When the transaction commits, the validator observes a reconfiguration with its new advertised network address. It will then begin responding to noise handshakes with the new keypair. Likewise, the node will use the new keypair when dialing out to other peers.

There are, however, some edge cases that require careful consideration. For example, suppose that the validator submits its rotation tx but then crashes for a bit or gets partitioned from the network before observing the reconfiguration. Other nodes then observe the reconfiguration and stop accepting new connections for its old public key. This situation would be problematic, as the validator can no longer connect to any of the other validators (since its old pubkey is no longer trusted). Fortunately, the validator should be able to learn about the most recent reconfiguration by epoch sync'ing from any public-facing VFN endpoints, which do not discriminate connections by public key.
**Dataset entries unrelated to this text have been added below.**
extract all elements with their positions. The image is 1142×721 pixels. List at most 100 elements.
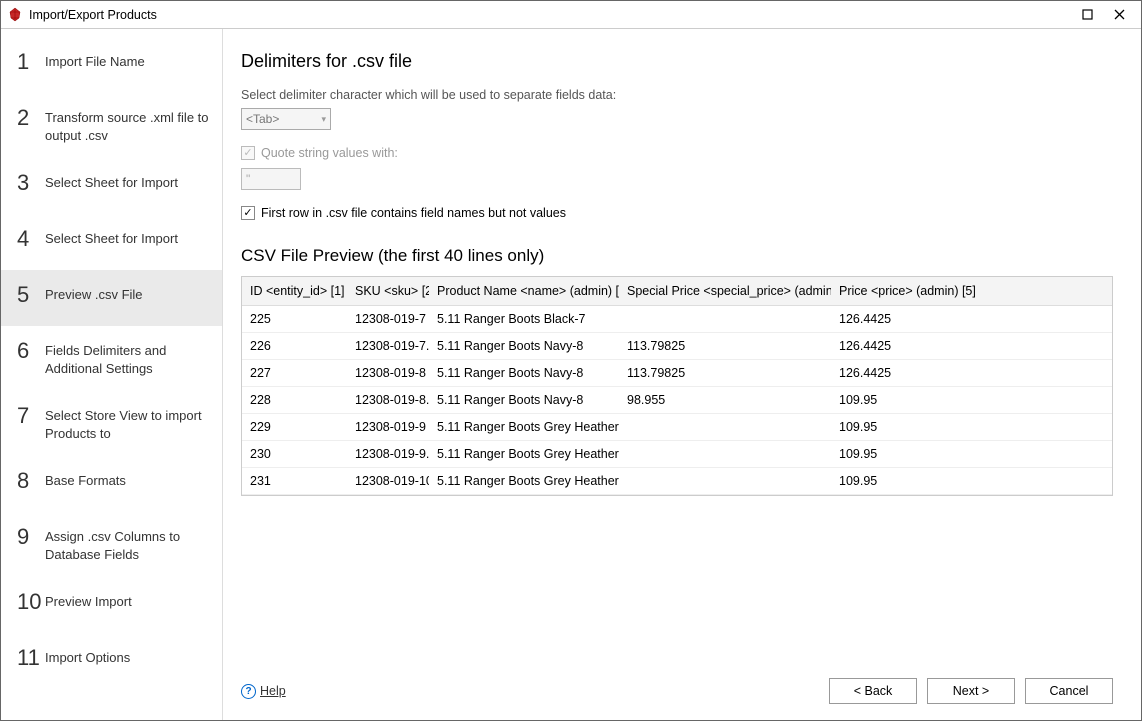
- quote-checkbox[interactable]: ✓: [241, 146, 255, 160]
- step-number: 4: [17, 228, 45, 250]
- step-number: 8: [17, 470, 45, 492]
- cell-id: 229: [242, 414, 347, 441]
- cell-sku: 12308-019-7: [347, 306, 429, 333]
- cell-sku: 12308-019-10: [347, 468, 429, 495]
- step-number: 3: [17, 172, 45, 194]
- step-label: Transform source .xml file to output .cs…: [45, 107, 210, 144]
- firstrow-checkbox[interactable]: ✓: [241, 206, 255, 220]
- step-label: Preview .csv File: [45, 284, 143, 304]
- column-header[interactable]: Price <price> (admin) [5]: [831, 277, 1112, 306]
- close-button[interactable]: [1103, 4, 1135, 26]
- step-label: Base Formats: [45, 470, 126, 490]
- cell-price: 126.4425: [831, 333, 1112, 360]
- step-number: 9: [17, 526, 45, 548]
- cell-price: 109.95: [831, 387, 1112, 414]
- csv-preview-table-wrap: ID <entity_id> [1]SKU <sku> [2]Product N…: [241, 276, 1113, 496]
- cell-id: 226: [242, 333, 347, 360]
- step-number: 6: [17, 340, 45, 362]
- cell-id: 231: [242, 468, 347, 495]
- step-label: Select Store View to import Products to: [45, 405, 210, 442]
- wizard-sidebar: 1Import File Name2Transform source .xml …: [1, 29, 223, 720]
- step-label: Select Sheet for Import: [45, 228, 178, 248]
- maximize-button[interactable]: [1071, 4, 1103, 26]
- cancel-button[interactable]: Cancel: [1025, 678, 1113, 704]
- wizard-step-8[interactable]: 8Base Formats: [1, 456, 222, 512]
- column-header[interactable]: SKU <sku> [2]: [347, 277, 429, 306]
- cell-name: 5.11 Ranger Boots Navy-8: [429, 360, 619, 387]
- titlebar: Import/Export Products: [1, 1, 1141, 29]
- help-icon: ?: [241, 684, 256, 699]
- cell-sp: 98.955: [619, 387, 831, 414]
- wizard-step-11[interactable]: 11Import Options: [1, 633, 222, 689]
- table-row[interactable]: 22512308-019-75.11 Ranger Boots Black-7 1…: [242, 306, 1112, 333]
- cell-name: 5.11 Ranger Boots Navy-8: [429, 387, 619, 414]
- quote-checkbox-row: ✓ Quote string values with:: [241, 146, 1113, 160]
- cell-name: 5.11 Ranger Boots Grey Heather-9.5: [429, 414, 619, 441]
- column-header[interactable]: Product Name <name> (admin) [3]: [429, 277, 619, 306]
- csv-preview-table: ID <entity_id> [1]SKU <sku> [2]Product N…: [242, 277, 1112, 495]
- help-label: Help: [260, 684, 286, 698]
- page-heading: Delimiters for .csv file: [241, 51, 1113, 72]
- cell-id: 230: [242, 441, 347, 468]
- quote-input: [241, 168, 301, 190]
- wizard-step-3[interactable]: 3Select Sheet for Import: [1, 158, 222, 214]
- cell-sku: 12308-019-9.5: [347, 441, 429, 468]
- table-row[interactable]: 22612308-019-7.55.11 Ranger Boots Navy-8…: [242, 333, 1112, 360]
- cell-sku: 12308-019-7.5: [347, 333, 429, 360]
- step-number: 5: [17, 284, 45, 306]
- table-row[interactable]: 22812308-019-8.55.11 Ranger Boots Navy-8…: [242, 387, 1112, 414]
- footer: ? Help < Back Next > Cancel: [241, 678, 1113, 704]
- step-number: 2: [17, 107, 45, 129]
- wizard-step-6[interactable]: 6Fields Delimiters and Additional Settin…: [1, 326, 222, 391]
- cell-id: 228: [242, 387, 347, 414]
- main-panel: Delimiters for .csv file Select delimite…: [223, 29, 1141, 720]
- cell-name: 5.11 Ranger Boots Grey Heather-9.5: [429, 468, 619, 495]
- step-label: Import Options: [45, 647, 130, 667]
- cell-price: 109.95: [831, 441, 1112, 468]
- step-number: 7: [17, 405, 45, 427]
- table-row[interactable]: 22712308-019-85.11 Ranger Boots Navy-811…: [242, 360, 1112, 387]
- wizard-step-7[interactable]: 7Select Store View to import Products to: [1, 391, 222, 456]
- next-button[interactable]: Next >: [927, 678, 1015, 704]
- help-link[interactable]: ? Help: [241, 684, 286, 699]
- cell-name: 5.11 Ranger Boots Grey Heather-9.5: [429, 441, 619, 468]
- quote-label: Quote string values with:: [261, 146, 398, 160]
- cell-sp: 113.79825: [619, 360, 831, 387]
- step-label: Fields Delimiters and Additional Setting…: [45, 340, 210, 377]
- step-label: Import File Name: [45, 51, 145, 71]
- cell-price: 109.95: [831, 468, 1112, 495]
- cell-price: 126.4425: [831, 306, 1112, 333]
- table-row[interactable]: 23112308-019-105.11 Ranger Boots Grey He…: [242, 468, 1112, 495]
- cell-sku: 12308-019-8.5: [347, 387, 429, 414]
- wizard-step-2[interactable]: 2Transform source .xml file to output .c…: [1, 93, 222, 158]
- step-number: 11: [17, 647, 45, 669]
- delimiter-select[interactable]: <Tab> ▾: [241, 108, 331, 130]
- cell-name: 5.11 Ranger Boots Black-7: [429, 306, 619, 333]
- cell-id: 225: [242, 306, 347, 333]
- table-row[interactable]: 22912308-019-95.11 Ranger Boots Grey Hea…: [242, 414, 1112, 441]
- cell-sp: 113.79825: [619, 333, 831, 360]
- preview-heading: CSV File Preview (the first 40 lines onl…: [241, 246, 1113, 266]
- table-row[interactable]: 23012308-019-9.55.11 Ranger Boots Grey H…: [242, 441, 1112, 468]
- back-button[interactable]: < Back: [829, 678, 917, 704]
- wizard-step-10[interactable]: 10Preview Import: [1, 577, 222, 633]
- window-title: Import/Export Products: [29, 8, 1071, 22]
- step-label: Select Sheet for Import: [45, 172, 178, 192]
- cell-sp: [619, 468, 831, 495]
- column-header[interactable]: ID <entity_id> [1]: [242, 277, 347, 306]
- step-label: Preview Import: [45, 591, 132, 611]
- wizard-step-9[interactable]: 9Assign .csv Columns to Database Fields: [1, 512, 222, 577]
- app-icon: [7, 7, 23, 23]
- step-number: 10: [17, 591, 45, 613]
- cell-sp: [619, 414, 831, 441]
- cell-name: 5.11 Ranger Boots Navy-8: [429, 333, 619, 360]
- delimiter-value: <Tab>: [246, 112, 279, 126]
- firstrow-label: First row in .csv file contains field na…: [261, 206, 566, 220]
- column-header[interactable]: Special Price <special_price> (admin) [4…: [619, 277, 831, 306]
- cell-sp: [619, 441, 831, 468]
- wizard-step-5[interactable]: 5Preview .csv File: [1, 270, 222, 326]
- wizard-step-4[interactable]: 4Select Sheet for Import: [1, 214, 222, 270]
- wizard-step-1[interactable]: 1Import File Name: [1, 37, 222, 93]
- step-label: Assign .csv Columns to Database Fields: [45, 526, 210, 563]
- cell-sku: 12308-019-8: [347, 360, 429, 387]
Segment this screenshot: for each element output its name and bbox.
Alternatively, a safer approach to preserve validator connectivity (at the expense of more complexity) might be to rotate in 2 steps. Given the same setup as before, the validator can instead advertise both <pubkey1> and <pubkey2> simultaneously. Only once it has observed this reconfiguration does it rotate to advertising only <pubkey2>.

Caveats

Modifications to the discovery information requires a quorum. In the event of a connectivity crisis where the validator set loses quorum (e.g. 1/3+ validators crash and forget their identity pubkeys), validators can't submit transactions to modify the on-chain discovery information to regain connectivity. A sufficient fallback in such an extreme event might be for each validator to manually configure their seed peers config with all other validators' discovery information. Alternatively, the Diem Association may issue a new Genesis Transaction to manually set a new validator set, though this requires significant coordination.